The lack of belongings on such journeys was of course always freeing. I chatted to people openly, made on-the-road friends. Without belongings, I was free to let experiences unravel me, to be an onion peeled layer by layer to its core time and again – no matter how tough the learning was at times; I was then free to be re-wound in new ways. I must have ended up as a rare, hybrid kind of vegetable! I was free to suck up the experiences, to be exactly where I was in place, time and geography, or to go with the flow. It’s only on dry, stationary land, rooted to one place that we get stuck in our habits.
So with my new boat life: I’m looking forward to being peeled. I imagine that loving it will take a few months rather than a few days. My initial euphoria was replaced by liking it but not sleeping very well, not being able to find shoes or trews that were trapped somewhere in the transit zone between old garage and back of storage unit and car. It’s dispiriting not having a washing machine, or at present, any storage other than a couple of kitchen cupboards – I’m currently living out of seven see-through plastic boxes. At the backs of cupboards, there are tangled, old real-world cobwebs that need dealing with. Perhaps they mirror the cobwebs I have to clear myself by needing still to do a lot more sorting through of belongings. Time. There is time.
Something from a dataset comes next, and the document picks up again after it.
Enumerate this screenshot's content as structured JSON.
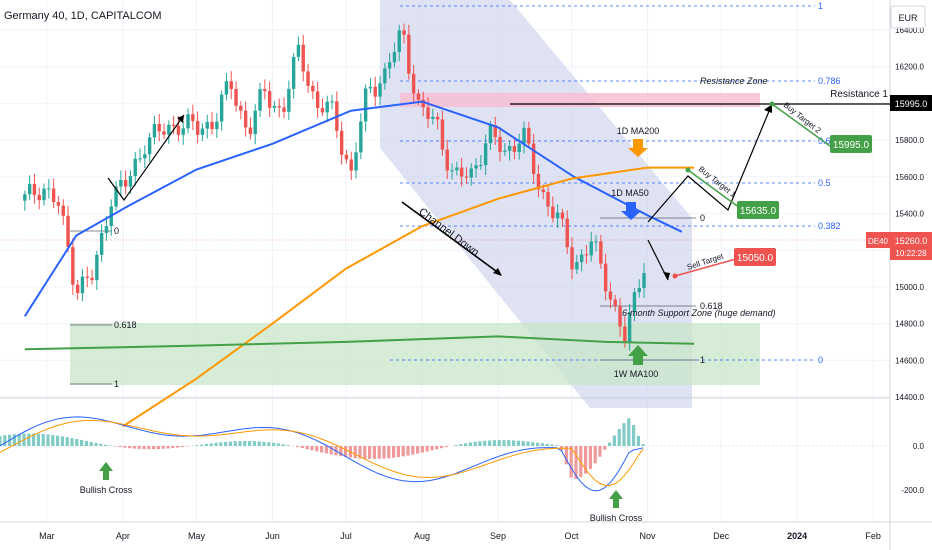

Whilst the boat is a perfect space to write in, I find it too womb-like for business work and admin. I’ve been working from my iPhone with no wifi for over a month. I’ve failed set myself up on the internet. I’m unable to Skype, something I use freely. I have to go to the library to make these blog posts live and the library is not compatible with my email system. My printer’s not working, and aargh!
On the positive side, yesterday evening, after a full Bank Holiday day, my chap and I sat side by side on the sofa reading for an hour or so while the rain pattered down. In my old flat, I never allowed myself to do this; I didn’t feel relaxed enough. It’s the sort of thing I only do on holiday – other things include sew on buttons or play Scrabble, a candle flame blowing.
Then at night we retired to our back-room nest. It’s not quite finished or airtight: the roof is wrapped with bright blue tarpaulin. In a storm or high winds this rattles round us while the rain funnels down. While I am exhausted, able only to wash my hair every few days rather than every couple of days (until we get the bath sorted), while my loveliest clothes lie hidden and sad in storage, I myself am much closer to nature, growing more alive.